I still have fond memories of younger years in college and Seminary joining in song around the Shabbat table. I’ve written about it before and what I have found as I’ve done this series of studies on the prayerbook is how, back then, these table songs, these zemirot, were mainly opportunities to join in song, to feel the warmth of the gathering of friends and fellow-students around the table. We sang our hearts out, we pounded the table, as we repeated these songs often with little awareness of their full content. As I have done a bit of research into these hymns to write these pieces, I find it fascinating to learn where they came from to the extent scholars are able to determine and to look a bit closer into the meaning of these poems. Each of the four or five songs we’ve examined so far have opened up new vistas to me and I hope are of interest to my readers as well.

 

The song I’m examining today I have always sung to a typical Ashkenazic melody with a repeating chorus. However, when one seeks out a melody for this song on YouTube, almost all of the cantors who sing it have utilized a popular Sephardic melody which I have heard one of the Israeli groups sing or, more accurately, a melody of the Middle East, often backed up with a variety of Middle Eastern drums and stringed instruments. In our prayerbook and in most songbooks, you will find this song generally with five stanzas and the chorus of its opening line: “Yom zeh l’Yisrael orah v’simcha, Shabbat menucha.” This day for Israel (i.e. the Jewish people) is [a day of] light and joy, a Sabbath of rest. Each of the five stanzas concludes with the words once again, “Shabbat menucha.” Checking on the song on the Hebrew “Vikipedia,” however, it turns out that there exist not just five stanzas, but fourteen! This expansion seems to be due to some confusion on the actual author of these lines who has inserted his name as an acrostic at the beginning of each stanza. 

 

At first, we find the name indicated as Yitzchak Salmah Chazan. Rabbi Lawrence Hoffman in “My People’s Prayer Book,” identifies him as “Isaac Handali, a fifteenth century Crimean poet about whom we know almost nothing.” However, at a later date, the song was attributed to a different Yitzchak, the famous 16th century Kabbalist, Isaac Luria, and thus additional verses appeared spelling out the name Yitzchak Luria, the rabbi best known as the Ari, Ashkenazic Rabbi Yitzchak. The poem, however, predates the Ari by about a century and adding a few more stanzas to the acrostic doesn’t make it so. The giveaway is that the original version of the song appears in a prayerbook published before the Ari was even born. Of course, in the Artscroll Siddur, bound by tradition, it is definitely attributed to Luria and noted that this is one of the few compositions we have written by him. Luria indeed saw Shabbat as a foretaste of the world to come and did write several other table songs spreading this notion, taking advantage of the newly developed printing press which had begun disseminating Jewish books around the world in this first century after Gutenberg. However, attributing this zemer to him is a bit of a stretch.

 

The various commentators assembled in “My People’s Prayer Book” all note how this poem emphasizes the joy and delight of the Sabbath day in contrast to the reality of everyday life in the diaspora of Medieval times. Shabbat is clearly seen as a respite, a day of menucha, of rest, of refuge, from the suffering of the outside world. Jews gathered around the Sabbath table sang these songs wholeheartedly and they lifted their spirits if only for a brief time each week.

 

Looking at the original five stanzas, following the opening line which as mentioned is the chorus, we read, “Tzivita pikudim b’maamad Har Sinai.” At the assembly at Mount Sinai You decreed the laws, You gave us the commandments. “Shabbat umoadim lishmor b’chol shanai.” Shabbat and the festivals to observe all my years.

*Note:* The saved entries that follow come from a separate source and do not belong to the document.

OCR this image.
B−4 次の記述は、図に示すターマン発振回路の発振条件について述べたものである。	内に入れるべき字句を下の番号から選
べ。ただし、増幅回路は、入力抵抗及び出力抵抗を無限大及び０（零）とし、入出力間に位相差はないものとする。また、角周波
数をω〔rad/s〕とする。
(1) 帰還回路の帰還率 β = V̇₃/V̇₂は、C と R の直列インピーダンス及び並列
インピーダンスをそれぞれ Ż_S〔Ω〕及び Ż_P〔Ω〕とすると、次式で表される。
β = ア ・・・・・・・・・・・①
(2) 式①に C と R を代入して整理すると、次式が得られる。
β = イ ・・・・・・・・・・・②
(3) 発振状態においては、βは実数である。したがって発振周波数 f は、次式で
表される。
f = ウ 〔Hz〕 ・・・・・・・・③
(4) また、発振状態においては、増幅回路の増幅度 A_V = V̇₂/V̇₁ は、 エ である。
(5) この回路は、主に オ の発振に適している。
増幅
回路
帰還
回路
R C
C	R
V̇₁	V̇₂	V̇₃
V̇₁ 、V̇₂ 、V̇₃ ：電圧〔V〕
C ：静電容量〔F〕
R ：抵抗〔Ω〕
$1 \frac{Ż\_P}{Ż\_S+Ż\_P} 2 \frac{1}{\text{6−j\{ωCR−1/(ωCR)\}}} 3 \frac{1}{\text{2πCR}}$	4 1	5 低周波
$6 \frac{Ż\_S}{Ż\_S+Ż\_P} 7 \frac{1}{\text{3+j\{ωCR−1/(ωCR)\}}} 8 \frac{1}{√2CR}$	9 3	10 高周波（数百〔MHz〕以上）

Lishmor is associated with the second version of the Ten Commandments which Moses teaches in Deuteronomy and refers to the laws restricting labor on the Sabbath day, the negative commandments. Yet the poet immediately emphasizes the positive elements of the day in the very next line, “La’aroch l’fanai maseit v’arucha.” Setting a table before me with courses of fine food. “Shabbat menucha.” A Sabbath of rest (or serenity, if you will.)

 

After the chorus, we continue, and one sees the sharp contrast between this exalted day and everyday reality. “Chemdat halevavot l’umah shevurah.” Heart’s delight to a shattered people. “L’nefashot nichavot neshamah y’teirah.” To souls in pain grant an extra soul. This is a reference to the idea that on Shabbat we are granted an extra soul, neshamah y’teirah, or greater spirituality which lifts us out of the suffering of everyday life. The author continues to hammer this home: “L’nefesh m’tzeirah yasir anachah.” For troubled souls may it banish sighs. “Shabbat menucha.”

 

Once again, we sing the chorus and then continue, “Kidashta berachta oto mikol yamim.” You sanctified it and blessed it above all other days. “B’sheishet kilita m’lechet olamim.” In six days you completed the work of  creating all the worlds. “Bo matzu agumim hashkeit uvitchah.” On it, sad souls, agumim, find quiet and safety. Once again, returning to this theme of Shabbat as a refuge. “Shabbat menucha.”

 

Following the chorus, we come to the fourth stanza and return to the observance of the laws against work on this sacred day. “L’isur melacha tzivitanu Nora.” The prohibition of labor the Awesome God commanded us. “Ezkeh hod meluchah im shabbat eshm’rah.” I will merit royal glory if I keep the Sabbath day. “Akriv shai l’Mora, mincha merkacha.” I will offer a gift to the Awesome One, sweetly scented gifts. “Shabbat menucha.” Rabbi Elliot Dorff reminds us that just as Shabbat is God’s gift to us, our observance of the sacred day is viewed as our gift back to the Almighty.

 

The final stanze sees Shabbat as a foretaste of the days of the Messiah. “Chadesh mikdasheinu, zachrah necherevet.” Renew our Temple, remember the destroyed city (Jerusalem), “Tuvcha, Moshieinu, t’na l’neetzevet.” Grant Your goodness, Our Savior, to the sad city. “B’Shabbat yoshevet b’zemer ushvacha.” Which sits on Shabbat in song and praise. At least for that one sacred day, the sadness of weekdays is forgotten as the inhabitants of the Holy City celebrate the Sabbath with song and praise. “Shabbat menucha.” Shabbat is a day of serenity. 

 

Ellen Frankel writes, “What bridges and reconciles these two realities is our observance of Sabbath rituals at home, through banquets, song, praise, and abstention from labor. Through a kind of alchemical process, the gloom of Jewish history is transmuted on this sacred day into orah v’simcha and Shabbat menucha, light and joy and a Shabbat of rest.” Frankel also however, presents a view of behind the scenes, the great effort exerted by women to create the delights of the Sabbath table in past ages and still today, and speaks of men increasingly sharing the burden to make Shabbat happen in our day, so that women can join in the songs at the table “no longer too exhausted to find the strength to sing.” She admits that we have not yet reached the messianic age, but she sees us making progress in that direction.

 

Yom zeh l’Yisrael orah v‘simcha. Indeed, this day is for Israel a time of light and joy. In spite of everything throughout our sad history, Shabbat provides a ray of light and a time of joy for our people.